Com 65 veículos, 30 linhas e integração ao metrô e ao BRT, o transporte de vizinhança consolida sua presença na periferia da capital

BRASÍLIA. O que começou como um serviço experimental de vizinhança tornou-se uma referência na mobilidade do Distrito Federal. Os ônibus zebrinhas já atendem 15 regiões administrativas, operam 30 linhas com 65 veículos e registram mais de 21,8 mil embarques diários, número que inclui a integração com o metrô, o BRT e o programa Vai de Graça.

Em dias úteis, os veículos cumprem 621 viagens. Aos sábados são 218 e, aos domingos, 114. O crescimento é resultado da aposta em ônibus de menor porte, capazes de adentrar quadras e ruas internas que os coletivos convencionais não alcançam com a mesma regularidade.

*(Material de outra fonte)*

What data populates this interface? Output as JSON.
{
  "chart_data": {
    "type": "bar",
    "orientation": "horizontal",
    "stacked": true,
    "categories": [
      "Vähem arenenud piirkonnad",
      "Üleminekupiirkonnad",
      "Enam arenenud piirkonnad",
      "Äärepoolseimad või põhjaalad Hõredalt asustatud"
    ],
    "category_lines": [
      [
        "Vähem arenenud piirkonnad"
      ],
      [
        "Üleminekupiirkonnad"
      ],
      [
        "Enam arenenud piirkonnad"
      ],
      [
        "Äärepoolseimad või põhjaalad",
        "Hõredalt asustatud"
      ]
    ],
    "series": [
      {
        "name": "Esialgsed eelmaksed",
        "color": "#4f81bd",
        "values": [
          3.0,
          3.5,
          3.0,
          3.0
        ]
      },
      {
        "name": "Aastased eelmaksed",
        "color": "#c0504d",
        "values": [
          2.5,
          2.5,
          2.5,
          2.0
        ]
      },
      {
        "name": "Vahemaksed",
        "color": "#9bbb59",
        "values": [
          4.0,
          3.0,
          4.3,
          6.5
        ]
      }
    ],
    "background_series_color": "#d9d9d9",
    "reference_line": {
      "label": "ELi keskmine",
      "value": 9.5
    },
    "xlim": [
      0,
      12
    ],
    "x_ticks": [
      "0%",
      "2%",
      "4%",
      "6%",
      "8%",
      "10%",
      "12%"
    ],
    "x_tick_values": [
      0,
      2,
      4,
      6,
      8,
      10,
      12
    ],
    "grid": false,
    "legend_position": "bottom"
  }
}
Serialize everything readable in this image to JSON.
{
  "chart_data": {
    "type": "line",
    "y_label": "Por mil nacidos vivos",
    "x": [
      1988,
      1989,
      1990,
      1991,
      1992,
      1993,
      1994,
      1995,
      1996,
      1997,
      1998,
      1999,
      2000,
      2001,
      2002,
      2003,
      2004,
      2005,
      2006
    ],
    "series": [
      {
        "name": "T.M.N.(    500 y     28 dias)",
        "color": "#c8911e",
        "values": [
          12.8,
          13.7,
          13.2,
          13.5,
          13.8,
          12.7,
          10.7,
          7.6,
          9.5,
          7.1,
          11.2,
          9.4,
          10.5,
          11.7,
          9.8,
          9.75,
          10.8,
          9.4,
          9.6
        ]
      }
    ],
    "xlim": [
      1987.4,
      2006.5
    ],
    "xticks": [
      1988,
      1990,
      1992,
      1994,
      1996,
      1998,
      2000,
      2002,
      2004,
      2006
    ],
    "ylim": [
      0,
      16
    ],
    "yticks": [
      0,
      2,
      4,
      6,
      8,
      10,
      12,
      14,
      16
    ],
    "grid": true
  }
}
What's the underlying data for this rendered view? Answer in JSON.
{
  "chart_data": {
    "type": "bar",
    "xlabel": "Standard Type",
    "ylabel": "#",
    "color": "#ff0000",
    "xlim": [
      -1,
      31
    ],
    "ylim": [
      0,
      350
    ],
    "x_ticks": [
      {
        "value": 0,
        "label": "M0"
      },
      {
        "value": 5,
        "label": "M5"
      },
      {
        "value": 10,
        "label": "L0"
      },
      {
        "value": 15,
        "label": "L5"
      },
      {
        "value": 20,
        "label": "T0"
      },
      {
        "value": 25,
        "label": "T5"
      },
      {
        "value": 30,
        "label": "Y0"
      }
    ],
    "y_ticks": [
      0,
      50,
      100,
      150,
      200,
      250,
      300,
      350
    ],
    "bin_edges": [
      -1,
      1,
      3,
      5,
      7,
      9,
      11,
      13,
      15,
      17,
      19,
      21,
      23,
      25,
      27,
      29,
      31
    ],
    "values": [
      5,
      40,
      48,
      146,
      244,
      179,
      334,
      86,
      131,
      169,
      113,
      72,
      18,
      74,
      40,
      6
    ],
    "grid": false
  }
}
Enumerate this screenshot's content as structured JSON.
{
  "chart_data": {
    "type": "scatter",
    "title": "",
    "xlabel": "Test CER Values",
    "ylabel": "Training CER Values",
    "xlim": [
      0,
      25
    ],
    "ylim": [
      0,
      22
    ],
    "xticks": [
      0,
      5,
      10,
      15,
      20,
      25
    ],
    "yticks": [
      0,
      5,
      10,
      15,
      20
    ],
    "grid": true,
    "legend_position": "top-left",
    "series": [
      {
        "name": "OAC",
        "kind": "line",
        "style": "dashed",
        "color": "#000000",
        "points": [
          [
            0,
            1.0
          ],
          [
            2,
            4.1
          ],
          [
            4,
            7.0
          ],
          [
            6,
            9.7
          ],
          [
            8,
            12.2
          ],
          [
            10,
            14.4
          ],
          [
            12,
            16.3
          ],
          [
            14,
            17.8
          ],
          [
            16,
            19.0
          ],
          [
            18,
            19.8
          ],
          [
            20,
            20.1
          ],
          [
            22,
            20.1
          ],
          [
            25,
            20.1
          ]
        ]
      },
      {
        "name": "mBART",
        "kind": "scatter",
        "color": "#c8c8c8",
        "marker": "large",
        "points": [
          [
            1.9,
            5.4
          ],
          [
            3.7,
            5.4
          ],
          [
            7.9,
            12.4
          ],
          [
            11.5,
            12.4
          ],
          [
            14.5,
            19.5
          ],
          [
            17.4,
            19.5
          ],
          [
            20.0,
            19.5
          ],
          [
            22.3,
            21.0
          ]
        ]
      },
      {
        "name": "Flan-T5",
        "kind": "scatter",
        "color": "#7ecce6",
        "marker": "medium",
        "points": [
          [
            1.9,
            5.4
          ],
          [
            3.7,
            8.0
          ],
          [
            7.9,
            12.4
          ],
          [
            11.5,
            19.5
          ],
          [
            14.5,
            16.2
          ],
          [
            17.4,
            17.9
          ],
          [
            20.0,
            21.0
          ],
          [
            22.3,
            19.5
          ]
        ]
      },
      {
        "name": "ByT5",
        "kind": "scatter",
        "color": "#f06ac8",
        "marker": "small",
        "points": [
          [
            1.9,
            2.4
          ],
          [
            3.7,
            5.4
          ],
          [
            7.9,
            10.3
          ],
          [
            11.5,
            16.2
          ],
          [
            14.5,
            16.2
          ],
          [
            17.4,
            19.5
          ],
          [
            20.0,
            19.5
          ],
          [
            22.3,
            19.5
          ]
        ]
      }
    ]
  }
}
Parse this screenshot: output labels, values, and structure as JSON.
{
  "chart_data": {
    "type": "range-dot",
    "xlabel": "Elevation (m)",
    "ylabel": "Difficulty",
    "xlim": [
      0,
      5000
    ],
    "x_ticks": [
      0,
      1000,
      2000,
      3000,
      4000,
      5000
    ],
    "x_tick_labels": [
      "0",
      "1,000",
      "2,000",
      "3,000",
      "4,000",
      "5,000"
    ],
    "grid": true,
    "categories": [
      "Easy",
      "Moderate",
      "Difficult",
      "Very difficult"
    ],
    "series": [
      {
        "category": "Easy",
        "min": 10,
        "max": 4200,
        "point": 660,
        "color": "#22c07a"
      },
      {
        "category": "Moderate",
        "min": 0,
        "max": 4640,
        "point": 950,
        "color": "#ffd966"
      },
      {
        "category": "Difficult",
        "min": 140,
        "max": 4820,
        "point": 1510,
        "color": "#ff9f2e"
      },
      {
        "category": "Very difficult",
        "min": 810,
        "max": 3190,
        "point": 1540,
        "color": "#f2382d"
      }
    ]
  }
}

"Por serem veículos menores, eles conseguem circular com mais facilidade nas vias internas das cidades. Isso deixa as viagens mais rápidas e aproxima o transporte público da população", explicou Márcio Antônio de Jesus, subsecretário de Operações da Secretaria de Transporte e Mobilidade (Semob-DF).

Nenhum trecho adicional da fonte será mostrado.